Photo Of The Day

REMKO DE WAAL/AFP/Getty Images A convoy of hearses carrying coffins containing the remains of victims of the downed Malaysia Airlines flight MH17, drives from the Eindhoven Airbase to Hilversum on July 23, 2014, after a ceremony following the arrival of a Dutch Air Force C-130 Hercules plane and an Australian Royal Australian Air Force C17 transport plane with the first bodies of the 298 victims of the Malaysia Airlines MH17 plane crash in eastern Ukraine. The first bodies from flight MH17 arrived in the Netherlands on Wednesday almost a week after it was shot down over Ukraine, as the conflict flared yet again near the Malaysian airliner's crash site.

REMKO DE WAAL/AFP/Getty Images
A convoy of hearses carrying coffins containing the remains of victims of the downed Malaysia Airlines flight MH17, drives from the Eindhoven Airbase to Hilversum on July 23, 2014, after a ceremony following the arrival of a Dutch Air Force C-130 Hercules plane and an Australian Royal Australian Air Force C17 transport plane with the first bodies of the 298 victims of the Malaysia Airlines MH17 plane crash in eastern Ukraine. The first bodies from flight MH17 arrived in the Netherlands on Wednesday almost a week after it was shot down over Ukraine, as the conflict flared yet again near the Malaysian airliner’s crash site.

Why Bringing Bodies Home Matters

People sometimes have difficulty understanding why the families of those who die in disasters are so invested in the recovery of their loved ones’ bodies. This painful process has been once again brought into sharp relief by the difficulty of retrieving the bodies of those lost in the downing of Malaysia Airlines Flight 17 from Ukrainian rebels who control the crash site.

The International Committee of the Red Cross notes that international humanitarian law requires combatants to respect the bodies of those who die in conflict, reflecting the importance people attach to the bodies of their loved ones.

Throughout history, most cultures have emphasized the management of the bodies of the deceased. Indeed, cultures around the world (and religions are a part of one’s culture) still observe different, important, traditions for what happens with human remains, most commonly ranging from burial to various forms of cremation.

Grieving families often are eager to perform their traditional rituals for the remains of their loved ones, a process that can bring some level of comfort.

But in the early stages of mass casualty disasters, families often share the experience of grief with other families, whose loved ones have died, sometimes joining together in a family assistance center to await news of their loved ones and the identification of the remains.

It is when the remains of their loved ones are returned to the family that the more personal experience of the death tends to begin. Families will generally leave the family assistance center and return to their homes to grieve with their extended families and friends. While many funerary rituals can be performed without a body, knowing the exact disposition of the loved ones’ remains is often a crucial comfort to the family.

The death of a loved one can of course be devastating, even if that person is the only one to die in an incident. But disaster mental health professionals know that mass casualty disasters are much more difficult for families than disasters in which only a few people die. It isn’t clear why, but the old adage that misery loves company does not seem to apply to mass casualty disasters.
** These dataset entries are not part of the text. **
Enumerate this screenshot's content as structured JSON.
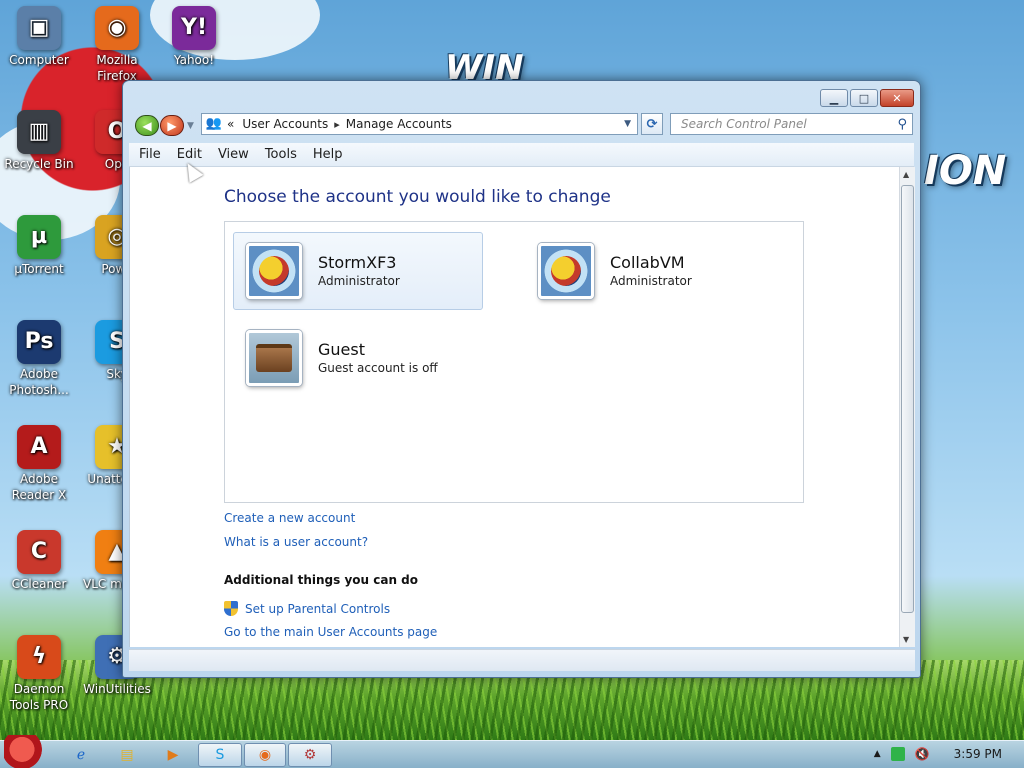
{
  "desktop": {
    "icons": [
      {
        "label": "Computer",
        "color": "#5b7fa8",
        "glyph": "▣"
      },
      {
        "label": "Mozilla Firefox",
        "color": "#e56a1c",
        "glyph": "◉"
      },
      {
        "label": "Yahoo!",
        "color": "#7b2a9a",
        "glyph": "Y!"
      },
      {
        "label": "Recycle Bin",
        "color": "#3a3f46",
        "glyph": "▥"
      },
      {
        "label": "Ope",
        "color": "#cf2a2a",
        "glyph": "O"
      },
      {
        "label": "µTorrent",
        "color": "#2e9a3c",
        "glyph": "µ"
      },
      {
        "label": "Powe",
        "color": "#d9a321",
        "glyph": "◎"
      },
      {
        "label": "Adobe Photosh...",
        "color": "#1c3a70",
        "glyph": "Ps"
      },
      {
        "label": "Sky",
        "color": "#1b9be0",
        "glyph": "S"
      },
      {
        "label": "Adobe Reader X",
        "color": "#b41b1b",
        "glyph": "A"
      },
      {
        "label": "Unatte So",
        "color": "#e6c02a",
        "glyph": "★"
      },
      {
        "label": "CCleaner",
        "color": "#c9382c",
        "glyph": "C"
      },
      {
        "label": "VLC m play",
        "color": "#f07f12",
        "glyph": "▲"
      },
      {
        "label": "Daemon Tools PRO",
        "color": "#d84a1a",
        "glyph": "ϟ"
      },
      {
        "label": "WinUtilities",
        "color": "#3f6fb5",
        "glyph": "⚙"
      }
    ],
    "background_text": "WIN ION"
  },
  "window": {
    "address": {
      "root_chevron": "«",
      "crumb1": "User Accounts",
      "sep": "▸",
      "crumb2": "Manage Accounts"
    },
    "search_placeholder": "Search Control Panel",
    "menu": [
      "File",
      "Edit",
      "View",
      "Tools",
      "Help"
    ],
    "page_title": "Choose the account you would like to change",
    "accounts": [
      {
        "name": "StormXF3",
        "role": "Administrator",
        "selected": true
      },
      {
        "name": "CollabVM",
        "role": "Administrator",
        "selected": false
      },
      {
        "name": "Guest",
        "role": "Guest account is off",
        "selected": false
      }
    ],
    "links": {
      "create_account": "Create a new account",
      "what_is": "What is a user account?"
    },
    "additional": {
      "heading": "Additional things you can do",
      "parental": "Set up Parental Controls",
      "main_page": "Go to the main User Accounts page"
    }
  },
  "taskbar": {
    "clock": "3:59 PM"
  },
  "colors": {
    "link": "#1f5fb8",
    "title": "#1e3287"
  }
}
As stressful as mass casualty incidents are, however, responders generally know to expect an even more stressful disaster if it is an incident in which body recovery is likely to be very difficult or even impossible.

The recent disappearance of Malaysia Airlines Flight 370 is a classic example. Without knowing even the location of the downed aircraft, the recovery of the remains of the passengers and crew becomes more unlikely with each passing day. This is likely to complicate the grieving process for the survivors.

Traditional cultural rituals for the dead help us to process grief in a meaningful way. Grief isn’t magically resolved through these rituals, but it is one step in the process of building a new life without the presence of the loved one.